|
This note presents some issues on the porting of unix-based
applications and libraries to unix-on-windows platforms like
uwin
and
cygwin.
The presentation is based on experience coding and porting the
ast-open
open source packages over the past 20 years.
Our goal in porting to any architecture is to avoid makefile, api,
or application changes and to push workarounds to single points
of change in low level libraries:
It may seem strange to isolate makefiles from change.
After all, most software packages generate makefiles as a side effect of
the configuration process.
The big difference for
ast-open
is that
nmake(1)
(the AT&T
nmake,
not the MicroSoft
NMAKE.EXE)
is used to control all building and packaging.
Think of an
nmake
makefile as a source and binary manifest
(target and prerequisite asserions and variable definitions but rarely
any action or recipe specifics).
Based on this manifest and persistent state maintained by
nmake,
the default rules provide actions that:
-
build binaries from source
-
build locale message catalogs
-
install binaries and generated files
-
construct source and binary tarballs
-
clean,
clobber,
and
test
To be fair,
nmake
also has a configuration step
(generated by the
probe(1)
command),
but it is automatic and shared between all
nmake
users.
probe
results are used to parameterize
the default rules, including
the option flags to build dlls,
the option flags to enable verbose warnings,
the various file prefixes and suffixes
(.o,
.a,
.so,
.dll,
etc.)
- path separator
-
We assume that the path separator is
/
and that all files are accessible through the root directory
/.
FAT
and
NTFS
already support this.
All that is needed is some
mount(1)
magic to unixize the drive letters
A:,
etc.
- case-ignorant filesystem
-
Mixed case files can be created but file lookup is case-insensitive.

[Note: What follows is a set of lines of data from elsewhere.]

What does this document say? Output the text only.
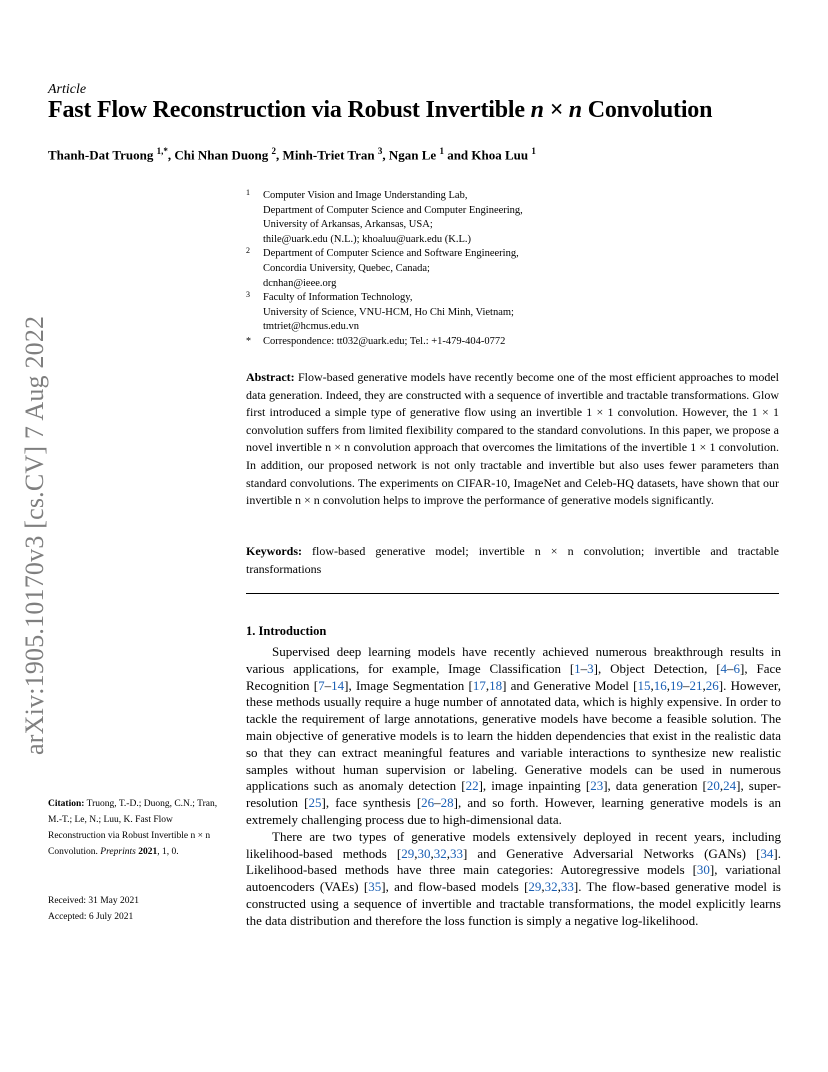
Article
Fast Flow Reconstruction via Robust Invertible n × n Convolution
Thanh-Dat Truong $^{1,*}$, Chi Nhan Duong $^2$, Minh-Triet Tran $^3$, Ngan Le $^1$ and Khoa Luu $^1$
1 Computer Vision and Image Understanding Lab,
Department of Computer Science and Computer Engineering,
University of Arkansas, Arkansas, USA;
thile@uark.edu (N.L.); khoaluu@uark.edu (K.L.)
2 Department of Computer Science and Software Engineering,
Concordia University, Quebec, Canada;
dcnhan@ieee.org
3 Faculty of Information Technology,
University of Science, VNU-HCM, Ho Chi Minh, Vietnam;
tmtriet@hcmus.edu.vn
* Correspondence: tt032@uark.edu; Tel.: +1-479-404-0772
arXiv:1905.10170v3 [cs.CV] 7 Aug 2022	Abstract: Flow-based generative models have recently become one of the most efficient approaches to model data generation. Indeed, they are constructed with a sequence of invertible and tractable transformations. Glow first introduced a simple type of generative flow using an invertible 1 × 1 convolution. However, the 1 × 1 convolution suffers from limited flexibility compared to the standard convolutions. In this paper, we propose a novel invertible n × n convolution approach that overcomes the limitations of the invertible 1 × 1 convolution. In addition, our proposed network is not only tractable and invertible but also uses fewer parameters than standard convolutions. The experiments on CIFAR-10, ImageNet and Celeb-HQ datasets, have shown that our invertible n × n convolution helps to improve the performance of generative models significantly.
Keywords: flow-based generative model; invertible n × n convolution; invertible and tractable transformations
1. Introduction

Supervised deep learning models have recently achieved numerous breakthrough results in various applications, for example, Image Classification [1–3], Object Detection, [4–6], Face Recognition [7–14], Image Segmentation [17,18] and Generative Model [15,16,19–21,26]. However, these methods usually require a huge number of annotated data, which is highly expensive. In order to tackle the requirement of large annotations, generative models have become a feasible solution. The main objective of generative models is to learn the hidden dependencies that exist in the realistic data so that they can extract meaningful features and variable interactions to synthesize new realistic samples without human supervision or labeling. Generative models can be used in numerous applications such as anomaly detection [22], image inpainting [23], data generation [20,24], super-resolution [25], face synthesis [26–28], and so forth. However, learning generative models is an extremely challenging process due to high-dimensional data.

There are two types of generative models extensively deployed in recent years, including likelihood-based methods [29,30,32,33] and Generative Adversarial Networks (GANs) [34]. Likelihood-based methods have three main categories: Autoregressive models [30], variational autoencoders (VAEs) [35], and flow-based models [29,32,33]. The flow-based generative model is constructed using a sequence of invertible and tractable transformations, the model explicitly learns the data distribution and therefore the loss function is simply a negative log-likelihood.

Citation: Truong, T.-D.; Duong, C.N.; Tran, M.-T.; Le, N.; Luu, K. Fast Flow Reconstruction via Robust Invertible n × n Convolution. Preprints 2021, 1, 0.
Received: 31 May 2021
Accepted: 6 July 2021
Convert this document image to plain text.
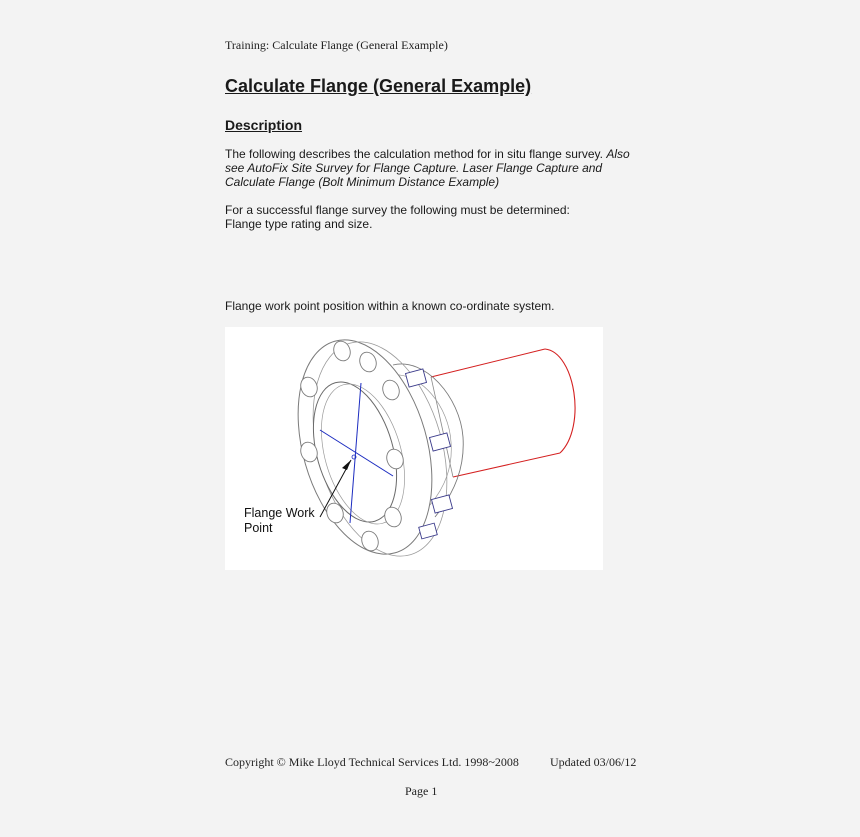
Training: Calculate Flange (General Example)
Calculate Flange (General Example)
Description

The following describes the calculation method for in situ flange survey. Also see AutoFix Site Survey for Flange Capture. Laser Flange Capture and Calculate Flange (Bolt Minimum Distance Example)

For a successful flange survey the following must be determined:
Flange type rating and size.

Flange work point position within a known co-ordinate system.

Flange Work
Point
Copyright © Mike Lloyd Technical Services Ltd. 1998~2008	Updated 03/06/12
Page 1
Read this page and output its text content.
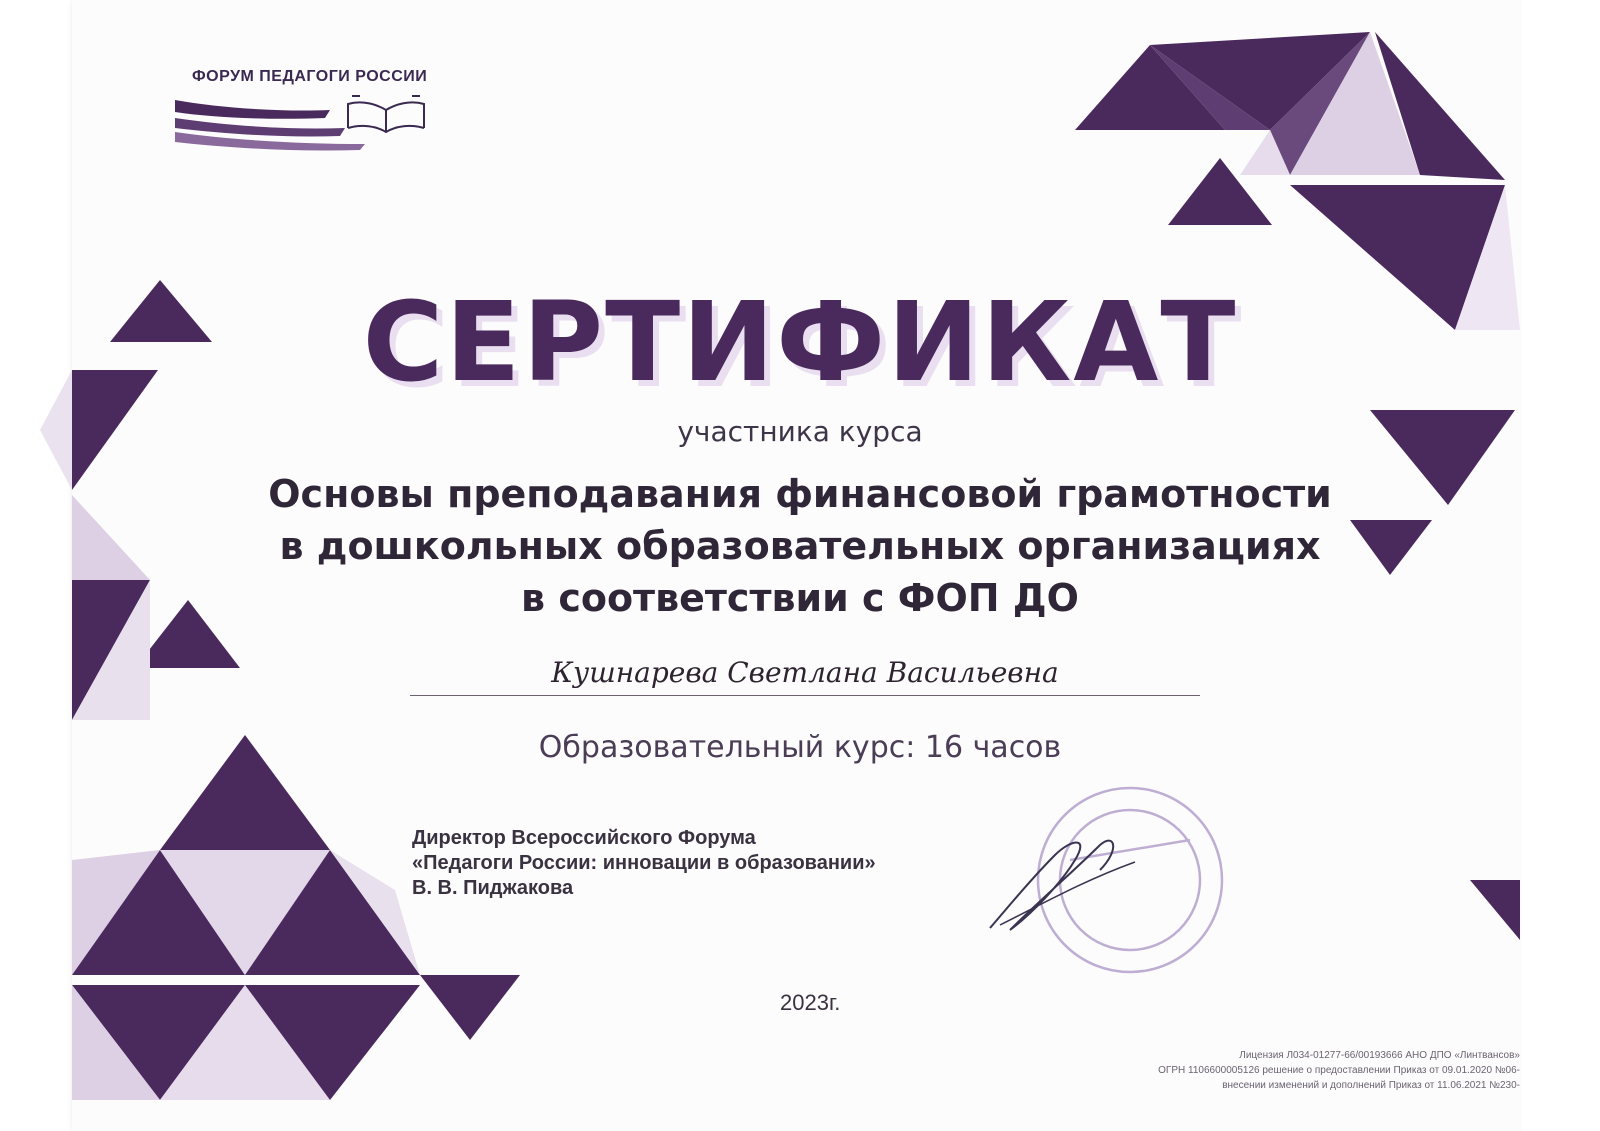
ФОРУМ ПЕДАГОГИ РОССИИ
СЕРТИФИКАТ
участника курса
Основы преподавания финансовой грамотности
в дошкольных образовательных организациях
в соответствии с ФОП ДО
Кушнарева Светлана Васильевна
Образовательный курс: 16 часов
Директор Всероссийского Форума
«Педагоги России: инновации в образовании»
В. В. Пиджакова
2023г.
Лицензия Л034-01277-66/00193666 АНО ДПО «Линтвансов»
ОГРН 1106600005126 решение о предоставлении Приказ от 09.01.2020 №06-
внесении изменений и дополнений Приказ от 11.06.2021 №230-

The upshot is that any application that reads directory contents
must be aware of the ignorant filesystem below it.
This forced us to rename some files in the packages to avoid case ambiguities.
- invalid file names
-
Files with base names
aux,
nul,
etc. can be captured and massaged by the pathname system call intercepts.
- invalid file name characters
-
FAT
and
NTFS
do not allow these characters in pathnames:
hex
01-1f
and "*:<>?\|.
This is a tough one to handle, so we give up and simply do not generate
paths containing these characters.
- optional .exe
-
Executable
a.out
files must have a
.exe
suffix, but the suffix may be omitted when executing the command.
(The DOS shell requires
.exe
suffix on all windows variants; otherwise its optional on NT and 2K.)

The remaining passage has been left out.